On April 7, only a couple of weeks since we all started emergency online learning, I wrote a post on my person blog entitled Humanity First: Teaching in Times of COVID-19. I’ve just finished giving a professional development session via Google Hangouts to a group of dedicated teachers that came to listen to what I have to say about keeping the humanity of our students at the heart and centered of everything we do moving forward and that blog post captured the main points of that gathering.
The words that I typed on that blog post remain as important and valid as now. All I wanted to know was if my students were ok, if they had food and shelter. So much was stripped away from families during the global pandemic. The sense of safety, of stability, of structures and routines. Trauma upon trauma. Everyday.
As educators, the emotional, mental and physical health of our students is and should be above everything, the number one concern. If basic needs were not met, how could I be so worried about addressing certain standards? We never experienced a collective grief like we did during the pandemic. We need to remember our students’ humanity as we move forward.
The return of school in the fall looks very uncertain right now. But I do know this much:
We can’t go back to the way it was before.

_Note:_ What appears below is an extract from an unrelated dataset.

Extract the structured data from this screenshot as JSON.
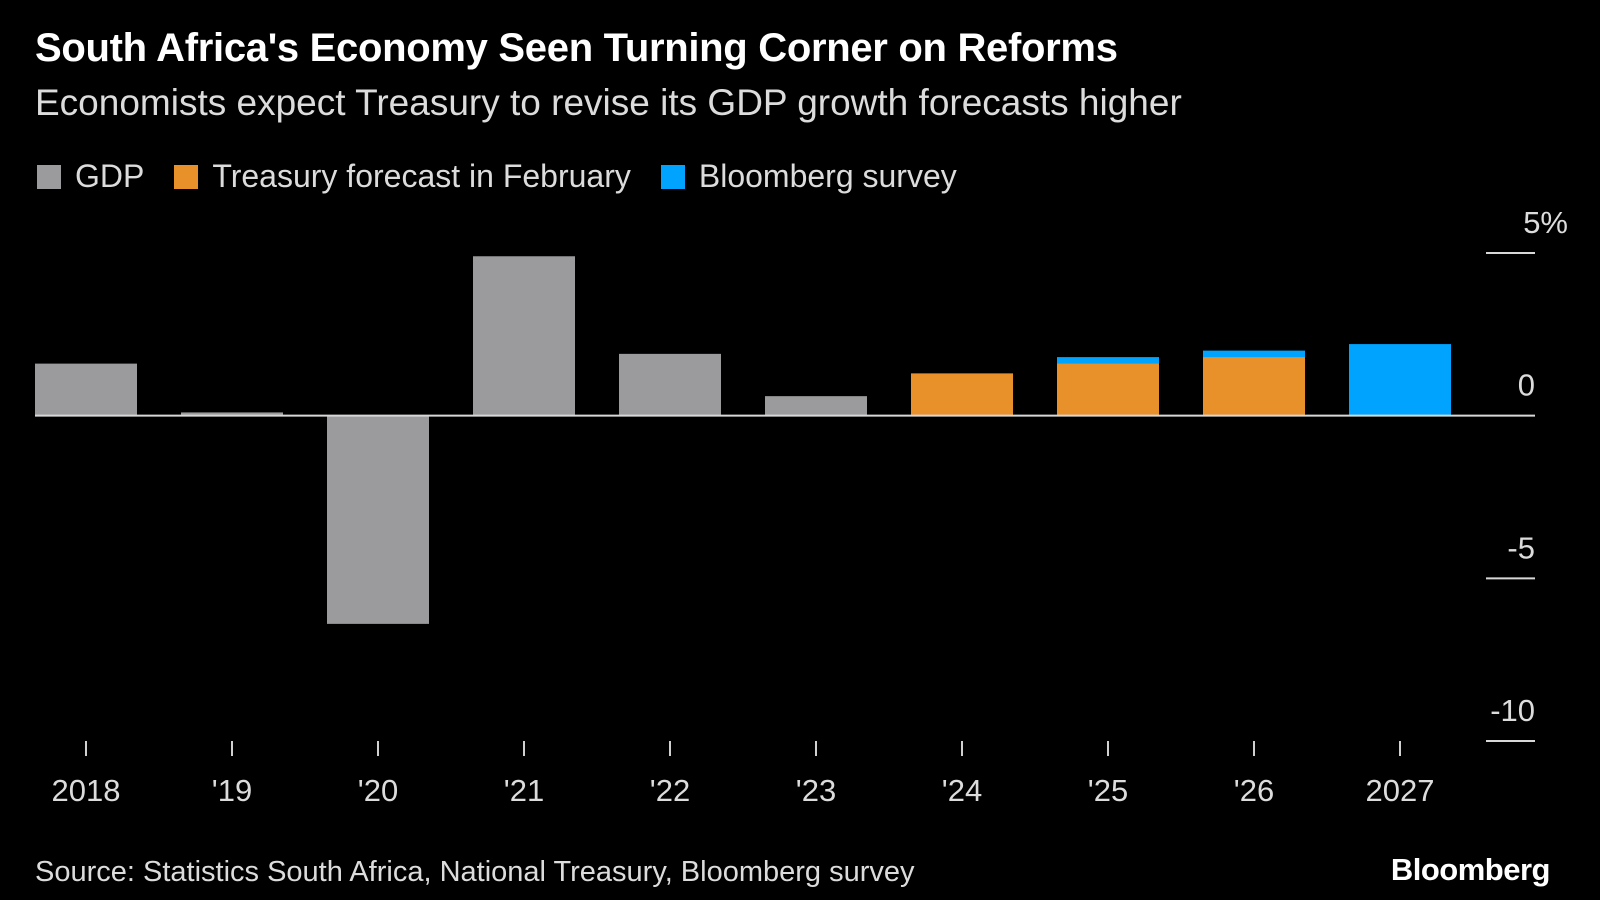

Life before Covid-19 was full of inequities staring at our faces. Some kids have internet-access. Others don’t. Some kids had devices and others don’t. We need to work collectively to fix this broken system where the rich get richer, and the poor get punished. It’s called systemic racism and we need to name it, label it address it, and change it for once and for all.
Life before Covid-19 addressed students with trauma with temporary fixes and band-aids solutions, never addressing the roots of the trauma. Moving forward, we need to stop managing our students’ emotions and start thinking and taking responsibility for creating school environments as healing spaces for everyone.
Life before Covid-19 was full of teaching to the test. Life revolved around standardized testing. It’s amazing how we all realized how not important these assessments were when we were facing the big dilemma of our lives: staying alive. Why would we go backwards?
Covid-19 stripped away a lot of memories from our students and their families. And it also reminded us that we can rethink what truly matters in education: the safety of our children.